The file getfem/getfem_interpolation.h defines the function getfem::interpolation(...) to interpolate a solution from a given mesh/finite element method on another mesh and/or another Lagrange finite element method:
getfem::interpolation(mf1, mf2, U, V, extrapolation = 0);
where mf1 is a variable of type getfem::mesh_fem and describes the finite element method on which the source field U is defined, mf2 is the finite element method on which U will be interpolated. extrapolation is a optional parameter. The values are 0 not to allow the extrapolation, 1 for an extrapolation of the exterior points near the boundary and 1 for the extrapolation of all exterior points (could be expensive).
The dimension of U should be a multiple of mf1.nb_dof(), and the interpolated data V should be correctly sized (multiple of mf2.nb_dof()).
... important:
``mf2`` should be of Lagrange type for the interpolation to make sense but the
meshes linked to ``mf1`` and ``mf2`` may be different (and this is the
interest of this function). There is no restriction for the dimension of the
domain (you can interpolate a 2D mesh on a line etc.).

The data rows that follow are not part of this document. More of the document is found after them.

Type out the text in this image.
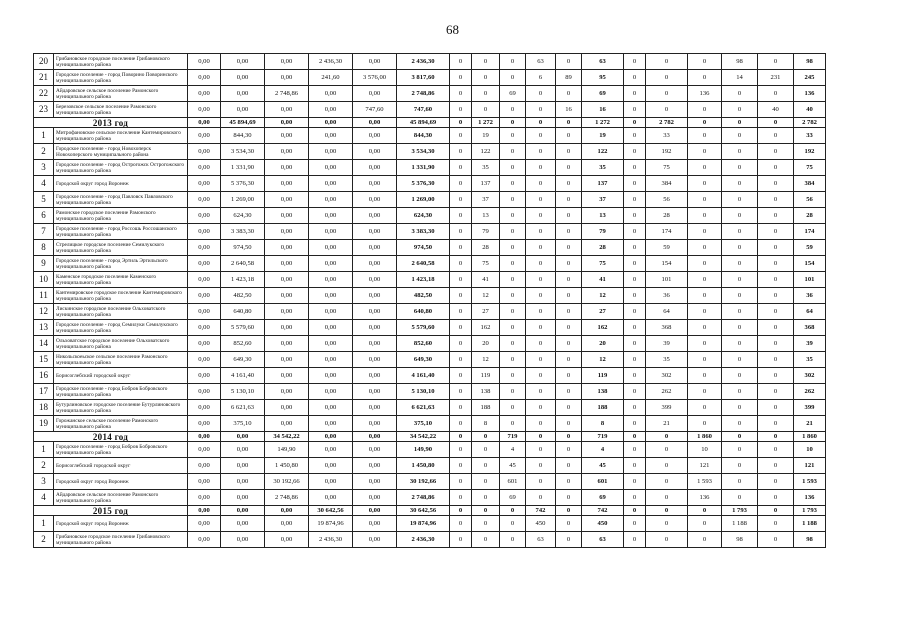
68
20	Грибановское городское поселение Грибановского муниципального района	0,00	0,00	0,00	2 436,30	0,00	2 436,30	0	0	0	63	0	63	0	0	0	98	0	98
21	Городское поселение - город Поворино Поворинского муниципального района	0,00	0,00	0,00	241,60	3 576,00	3 817,60	0	0	0	6	89	95	0	0	0	14	231	245
22	Айдаровское сельское поселение Рамонского муниципального района	0,00	0,00	2 748,86	0,00	0,00	2 748,86	0	0	69	0	0	69	0	0	136	0	0	136
23	Березовское сельское поселение Рамонского муниципального района	0,00	0,00	0,00	0,00	747,60	747,60	0	0	0	0	16	16	0	0	0	0	40	40
2013 год		0,00	45 894,69	0,00	0,00	0,00	45 894,69	0	1 272	0	0	0	1 272	0	2 782	0	0	0	2 782
1	Митрофановское сельское поселение Кантемировского муниципального района	0,00	844,30	0,00	0,00	0,00	844,30	0	19	0	0	0	19	0	33	0	0	0	33
2	Городское поселение - город Новохоперск Новохоперского муниципального района	0,00	3 534,30	0,00	0,00	0,00	3 534,30	0	122	0	0	0	122	0	192	0	0	0	192
3	Городское поселение - город Острогожск Острогожского муниципального района	0,00	1 331,90	0,00	0,00	0,00	1 331,90	0	35	0	0	0	35	0	75	0	0	0	75
4	Городской округ город Воронеж	0,00	5 376,30	0,00	0,00	0,00	5 376,30	0	137	0	0	0	137	0	384	0	0	0	384
5	Городское поселение - город Павловск Павловского муниципального района	0,00	1 269,00	0,00	0,00	0,00	1 269,00	0	37	0	0	0	37	0	56	0	0	0	56
6	Рамонское городское поселение Рамонского муниципального района	0,00	624,30	0,00	0,00	0,00	624,30	0	13	0	0	0	13	0	28	0	0	0	28
7	Городское поселение - город Россошь Россошанского муниципального района	0,00	3 383,30	0,00	0,00	0,00	3 383,30	0	79	0	0	0	79	0	174	0	0	0	174
8	Стрелицкое городское поселение Семилукского муниципального района	0,00	974,50	0,00	0,00	0,00	974,50	0	28	0	0	0	28	0	59	0	0	0	59
9	Городское поселение - город Эртиль Эртильского муниципального района	0,00	2 640,58	0,00	0,00	0,00	2 640,58	0	75	0	0	0	75	0	154	0	0	0	154
10	Каменское городское поселение Каменского муниципального района	0,00	1 423,18	0,00	0,00	0,00	1 423,18	0	41	0	0	0	41	0	101	0	0	0	101
11	Кантемировское городское поселение Кантемировского муниципального района	0,00	482,50	0,00	0,00	0,00	482,50	0	12	0	0	0	12	0	36	0	0	0	36
12	Лискинское городское поселение Ольховатского муниципального района	0,00	640,80	0,00	0,00	0,00	640,80	0	27	0	0	0	27	0	64	0	0	0	64
13	Городское поселение - город Семилуки Семилукского муниципального района	0,00	5 579,60	0,00	0,00	0,00	5 579,60	0	162	0	0	0	162	0	368	0	0	0	368
14	Ольховатское городское поселение Ольховатского муниципального района	0,00	852,60	0,00	0,00	0,00	852,60	0	20	0	0	0	20	0	39	0	0	0	39
15	Никольскоеьское сельское поселение Рамонского муниципального района	0,00	649,30	0,00	0,00	0,00	649,30	0	12	0	0	0	12	0	35	0	0	0	35
16	Борисоглебский городской округ	0,00	4 161,40	0,00	0,00	0,00	4 161,40	0	119	0	0	0	119	0	302	0	0	0	302
17	Городское поселение - город Бобров Бобровского муниципального района	0,00	5 130,10	0,00	0,00	0,00	5 130,10	0	138	0	0	0	138	0	262	0	0	0	262
18	Бутурлиновское городское поселение Бутурлиновского муниципального района	0,00	6 621,63	0,00	0,00	0,00	6 621,63	0	188	0	0	0	188	0	399	0	0	0	399
19	Горожанское сельское поселение Рамонского муниципального района	0,00	375,10	0,00	0,00	0,00	375,10	0	8	0	0	0	8	0	21	0	0	0	21
2014 год		0,00	0,00	34 542,22	0,00	0,00	34 542,22	0	0	719	0	0	719	0	0	1 860	0	0	1 860
1	Городское поселение - город Бобров Бобровского муниципального района	0,00	0,00	149,90	0,00	0,00	149,90	0	0	4	0	0	4	0	0	10	0	0	10
2	Борисоглебский городской округ	0,00	0,00	1 450,80	0,00	0,00	1 450,80	0	0	45	0	0	45	0	0	121	0	0	121
3	Городской округ город Воронеж	0,00	0,00	30 192,66	0,00	0,00	30 192,66	0	0	601	0	0	601	0	0	1 593	0	0	1 593
4	Айдаровское сельское поселение Рамонского муниципального района	0,00	0,00	2 748,86	0,00	0,00	2 748,86	0	0	69	0	0	69	0	0	136	0	0	136
2015 год		0,00	0,00	0,00	30 642,56	0,00	30 642,56	0	0	0	742	0	742	0	0	0	1 793	0	1 793
1	Городской округ город Воронеж	0,00	0,00	0,00	19 874,96	0,00	19 874,96	0	0	0	450	0	450	0	0	0	1 188	0	1 188
2	Грибановское городское поселение Грибановского муниципального района	0,00	0,00	0,00	2 436,30	0,00	2 436,30	0	0	0	63	0	63	0	0	0	98	0	98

If you need to perform more than one interpolation between the same finite element methods, it might be more efficient to use the function:
getfem::interpolation(mf1, mf2, M, extrapolation = 0);
where M is a row matrix which will be filled with the linear map representing the interpolation (i.e. such that V = MU). The matrix should have the correct dimensions (i.e. mf2.nb_dof()``x``mf1.nb_dof()). Once this matrix is built, the interpolation is done with a simple matrix multiplication:
gmm::mult(M, U, V);